Posted: February 27, 2019
If you have an older gas furnace, your heating unit relies on a little blue flame known as a pilot light to ensure ignition of the burners. Water heaters, gas fireplaces and old gas stoves also often have similar pilot lights. If your furnace has a round knob on the gas valve with the words OFF/ON/PILOT, you have what’s known as a standing pilot ignition.
As you probably know from experience, the biggest drawback to pilot lights is that they will get extinguished at times, causing you to lose your heat. Common reasons include a nearby draft, dirt buildup, or a malfunctioning thermocouple.
Another pilot light drawback is energy waste. Since the pilot light needs to remain active, your furnace is always consuming some gas. It’s not a lot—usually just a few therms of gas a month—but that obviously adds up over time.

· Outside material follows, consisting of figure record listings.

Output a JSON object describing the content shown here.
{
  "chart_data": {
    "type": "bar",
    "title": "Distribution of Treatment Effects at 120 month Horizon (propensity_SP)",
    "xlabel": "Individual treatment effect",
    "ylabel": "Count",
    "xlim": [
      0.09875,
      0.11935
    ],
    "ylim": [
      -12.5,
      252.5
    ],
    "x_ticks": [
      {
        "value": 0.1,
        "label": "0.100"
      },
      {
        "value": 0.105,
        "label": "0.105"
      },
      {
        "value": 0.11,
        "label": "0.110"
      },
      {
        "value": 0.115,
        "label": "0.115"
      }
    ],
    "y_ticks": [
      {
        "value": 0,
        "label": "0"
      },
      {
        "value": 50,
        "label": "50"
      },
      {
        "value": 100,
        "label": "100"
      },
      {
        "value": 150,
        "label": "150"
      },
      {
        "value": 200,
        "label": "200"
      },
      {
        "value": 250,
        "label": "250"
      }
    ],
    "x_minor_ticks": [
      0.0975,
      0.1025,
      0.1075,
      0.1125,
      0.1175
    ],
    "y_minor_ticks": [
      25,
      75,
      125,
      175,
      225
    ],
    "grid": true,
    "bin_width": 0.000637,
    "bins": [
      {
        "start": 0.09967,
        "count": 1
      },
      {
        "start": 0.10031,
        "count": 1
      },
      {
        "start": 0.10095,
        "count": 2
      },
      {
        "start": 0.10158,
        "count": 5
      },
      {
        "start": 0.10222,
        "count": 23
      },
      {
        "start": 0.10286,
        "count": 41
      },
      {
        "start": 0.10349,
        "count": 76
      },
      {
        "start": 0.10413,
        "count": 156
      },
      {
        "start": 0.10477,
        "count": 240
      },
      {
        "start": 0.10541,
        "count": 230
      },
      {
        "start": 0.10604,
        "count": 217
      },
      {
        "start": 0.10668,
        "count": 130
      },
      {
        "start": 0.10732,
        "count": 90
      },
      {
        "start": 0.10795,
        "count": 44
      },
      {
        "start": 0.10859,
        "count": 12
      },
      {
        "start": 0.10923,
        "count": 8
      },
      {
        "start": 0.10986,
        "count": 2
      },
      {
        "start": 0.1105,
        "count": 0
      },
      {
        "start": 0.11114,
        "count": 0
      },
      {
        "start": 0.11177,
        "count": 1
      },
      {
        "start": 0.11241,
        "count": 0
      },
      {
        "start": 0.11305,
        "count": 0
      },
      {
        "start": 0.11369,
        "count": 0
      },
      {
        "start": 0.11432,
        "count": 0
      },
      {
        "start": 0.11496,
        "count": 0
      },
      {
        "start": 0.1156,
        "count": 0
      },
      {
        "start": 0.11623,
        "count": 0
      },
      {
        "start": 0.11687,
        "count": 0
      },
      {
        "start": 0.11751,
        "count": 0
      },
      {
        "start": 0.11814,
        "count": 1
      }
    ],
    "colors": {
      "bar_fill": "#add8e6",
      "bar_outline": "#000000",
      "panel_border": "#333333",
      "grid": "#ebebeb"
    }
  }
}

There is a safety issue as well. Pilot lights can develop problems that cause them to burn inefficiently. When this happens, a small amount of carbon monoxide can be released into your home.
All of these problems are not an issue when you have a modern furnace, which uses electronic ignition instead of an old-fashioned pilot light.
Most furnaces with electronic ignition have a device called a hot surface igniter. This is a small electronic device that receives an electrical current whenever your thermostat calls for heat. The ignition heats up to a temperature that is hot enough to ignite the gas to your burners, and then it shuts off after it has done its job.
Another type of electronic ignition is an intermittent pilot light. It uses a small flame to ignite the burners just like a conventional pilot light. The difference is that the flame is only lit (by an electronic spark) when your furnace is ready for a heating cycle. When the pilot light is not needed, it is completely off, saving you money on gas.